Iran has obtained an initial draft memorandum of understanding (MOU) through Pakistani mediation and is awaiting the United States' finalised counter-text, according to a strategic analyst who told the Iranian state-linked network SNN that "the ball is now in America's court" 1. Islamabad has shuttled messages between the two capitals for weeks, and Tehran's account places the unanswered move on Washington's side of the table.
The framing inverts the Western narrative. In Trump's telling, the deal was "largely negotiated" and awaiting Iranian follow-through ; in Tehran's, the draft is already in Iran's hands and the United States is the one yet to respond. Both cannot be the waiting party. The contest over who is stalling is not cosmetic, because each government answers to a domestic audience that punishes the side seen to be conceding and rewards the side seen to be holding firm.
The procedural record gives Tehran's version some support.

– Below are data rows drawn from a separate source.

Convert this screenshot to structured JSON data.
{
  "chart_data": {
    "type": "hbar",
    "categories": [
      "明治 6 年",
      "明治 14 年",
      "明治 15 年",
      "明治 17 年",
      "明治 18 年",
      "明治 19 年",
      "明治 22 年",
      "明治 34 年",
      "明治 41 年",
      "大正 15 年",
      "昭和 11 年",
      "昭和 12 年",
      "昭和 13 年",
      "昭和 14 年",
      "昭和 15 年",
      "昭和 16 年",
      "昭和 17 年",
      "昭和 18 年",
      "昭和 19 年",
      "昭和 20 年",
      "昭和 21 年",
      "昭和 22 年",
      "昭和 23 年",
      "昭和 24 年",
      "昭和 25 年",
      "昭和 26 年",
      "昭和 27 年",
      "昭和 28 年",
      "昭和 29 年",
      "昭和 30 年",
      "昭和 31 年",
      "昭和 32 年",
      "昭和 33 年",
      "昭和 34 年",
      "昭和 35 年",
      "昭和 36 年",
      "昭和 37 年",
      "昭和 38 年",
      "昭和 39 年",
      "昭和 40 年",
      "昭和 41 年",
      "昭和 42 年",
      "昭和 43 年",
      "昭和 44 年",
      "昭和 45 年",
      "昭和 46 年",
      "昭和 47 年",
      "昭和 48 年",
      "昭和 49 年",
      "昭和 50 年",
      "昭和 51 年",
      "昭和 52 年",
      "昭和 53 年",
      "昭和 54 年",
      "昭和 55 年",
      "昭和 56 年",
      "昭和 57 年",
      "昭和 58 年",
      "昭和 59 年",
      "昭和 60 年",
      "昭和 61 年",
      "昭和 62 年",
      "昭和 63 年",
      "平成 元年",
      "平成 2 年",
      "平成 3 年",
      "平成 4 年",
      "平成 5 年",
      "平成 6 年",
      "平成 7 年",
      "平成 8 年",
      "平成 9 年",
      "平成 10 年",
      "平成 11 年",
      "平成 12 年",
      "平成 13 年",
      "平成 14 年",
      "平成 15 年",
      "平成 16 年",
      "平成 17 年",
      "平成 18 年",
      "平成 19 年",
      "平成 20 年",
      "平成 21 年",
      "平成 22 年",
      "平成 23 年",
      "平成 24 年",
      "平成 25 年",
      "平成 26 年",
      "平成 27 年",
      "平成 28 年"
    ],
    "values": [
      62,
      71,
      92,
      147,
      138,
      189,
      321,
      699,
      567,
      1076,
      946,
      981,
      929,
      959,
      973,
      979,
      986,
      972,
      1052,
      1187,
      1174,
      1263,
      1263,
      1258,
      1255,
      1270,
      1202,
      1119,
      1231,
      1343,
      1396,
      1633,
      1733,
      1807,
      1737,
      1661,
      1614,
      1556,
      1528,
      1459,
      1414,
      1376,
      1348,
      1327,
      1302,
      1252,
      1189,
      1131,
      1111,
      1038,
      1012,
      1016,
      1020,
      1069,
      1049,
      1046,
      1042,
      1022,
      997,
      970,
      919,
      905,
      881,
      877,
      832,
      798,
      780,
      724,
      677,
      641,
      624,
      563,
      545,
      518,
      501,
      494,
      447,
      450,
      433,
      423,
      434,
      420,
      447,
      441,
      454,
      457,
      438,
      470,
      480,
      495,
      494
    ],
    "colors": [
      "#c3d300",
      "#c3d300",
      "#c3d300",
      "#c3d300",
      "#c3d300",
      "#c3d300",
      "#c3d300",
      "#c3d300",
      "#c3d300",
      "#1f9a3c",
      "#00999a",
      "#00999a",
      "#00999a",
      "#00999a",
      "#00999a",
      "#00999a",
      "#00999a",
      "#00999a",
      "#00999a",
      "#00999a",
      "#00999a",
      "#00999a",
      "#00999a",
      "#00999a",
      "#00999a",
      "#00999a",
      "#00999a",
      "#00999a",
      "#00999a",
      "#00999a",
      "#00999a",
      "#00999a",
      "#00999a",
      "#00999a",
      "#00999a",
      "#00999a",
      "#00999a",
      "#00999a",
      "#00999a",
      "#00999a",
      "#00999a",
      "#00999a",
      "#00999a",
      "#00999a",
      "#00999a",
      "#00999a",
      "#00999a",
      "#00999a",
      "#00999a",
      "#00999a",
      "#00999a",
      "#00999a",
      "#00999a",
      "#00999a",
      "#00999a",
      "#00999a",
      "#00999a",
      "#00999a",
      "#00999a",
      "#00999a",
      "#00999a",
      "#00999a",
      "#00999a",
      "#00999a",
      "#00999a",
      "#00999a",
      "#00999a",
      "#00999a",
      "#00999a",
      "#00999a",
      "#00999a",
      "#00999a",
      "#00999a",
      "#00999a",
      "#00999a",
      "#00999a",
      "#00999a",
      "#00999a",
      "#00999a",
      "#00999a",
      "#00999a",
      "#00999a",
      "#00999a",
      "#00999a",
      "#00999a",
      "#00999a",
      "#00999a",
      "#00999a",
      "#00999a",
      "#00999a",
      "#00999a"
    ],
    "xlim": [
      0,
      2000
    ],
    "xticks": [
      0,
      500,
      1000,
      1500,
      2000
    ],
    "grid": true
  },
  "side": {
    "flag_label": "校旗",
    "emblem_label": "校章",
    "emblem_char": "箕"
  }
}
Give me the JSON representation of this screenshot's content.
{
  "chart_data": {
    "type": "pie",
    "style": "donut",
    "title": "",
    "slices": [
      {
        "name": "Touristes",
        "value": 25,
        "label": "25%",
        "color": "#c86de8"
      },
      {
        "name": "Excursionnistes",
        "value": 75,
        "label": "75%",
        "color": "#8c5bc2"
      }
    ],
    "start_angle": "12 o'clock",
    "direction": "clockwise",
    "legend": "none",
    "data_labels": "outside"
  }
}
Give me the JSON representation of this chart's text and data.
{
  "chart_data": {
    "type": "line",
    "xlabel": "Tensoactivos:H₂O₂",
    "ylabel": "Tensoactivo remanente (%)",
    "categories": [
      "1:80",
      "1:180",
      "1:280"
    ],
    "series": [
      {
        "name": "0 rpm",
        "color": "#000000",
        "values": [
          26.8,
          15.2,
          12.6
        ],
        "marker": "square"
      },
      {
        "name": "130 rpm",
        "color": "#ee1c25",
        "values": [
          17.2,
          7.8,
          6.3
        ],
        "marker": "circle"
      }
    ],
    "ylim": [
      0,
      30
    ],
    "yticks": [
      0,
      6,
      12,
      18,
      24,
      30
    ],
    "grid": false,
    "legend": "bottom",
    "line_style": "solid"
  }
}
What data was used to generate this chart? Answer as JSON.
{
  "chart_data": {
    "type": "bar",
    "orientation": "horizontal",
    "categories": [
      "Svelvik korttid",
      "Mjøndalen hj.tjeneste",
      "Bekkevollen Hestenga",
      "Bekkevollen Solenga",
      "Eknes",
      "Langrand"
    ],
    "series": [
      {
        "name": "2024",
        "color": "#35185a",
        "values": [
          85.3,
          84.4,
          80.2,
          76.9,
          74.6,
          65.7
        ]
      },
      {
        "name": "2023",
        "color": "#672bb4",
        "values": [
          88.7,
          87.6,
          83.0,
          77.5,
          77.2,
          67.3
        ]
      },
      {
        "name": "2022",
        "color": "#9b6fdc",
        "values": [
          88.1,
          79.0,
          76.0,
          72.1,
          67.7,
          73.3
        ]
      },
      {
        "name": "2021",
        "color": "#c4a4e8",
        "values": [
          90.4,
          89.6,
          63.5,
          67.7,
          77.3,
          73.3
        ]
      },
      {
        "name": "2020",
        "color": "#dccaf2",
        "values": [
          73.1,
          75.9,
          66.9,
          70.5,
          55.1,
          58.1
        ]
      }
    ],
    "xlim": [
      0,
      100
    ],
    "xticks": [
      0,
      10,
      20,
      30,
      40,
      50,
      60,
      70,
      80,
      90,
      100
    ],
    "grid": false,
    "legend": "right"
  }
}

Trump's own condition, posted on 24 May, is that the naval blockade stays in place until any agreement is certified and signed , which rules out a partial or verbal text. If Washington will only lift the blockade on a fully signed instrument, then the next move genuinely does sit with the party that has to draft, certify and sign that paper.
The inversion is a deliberate piece of narrative positioning, amplified through a state-linked outlet, and it works precisely because the underlying facts are ambiguous enough to support more than one reading. With no published text from either side, the public account of who holds the draft is itself a negotiating instrument, and Tehran has chosen to wield it.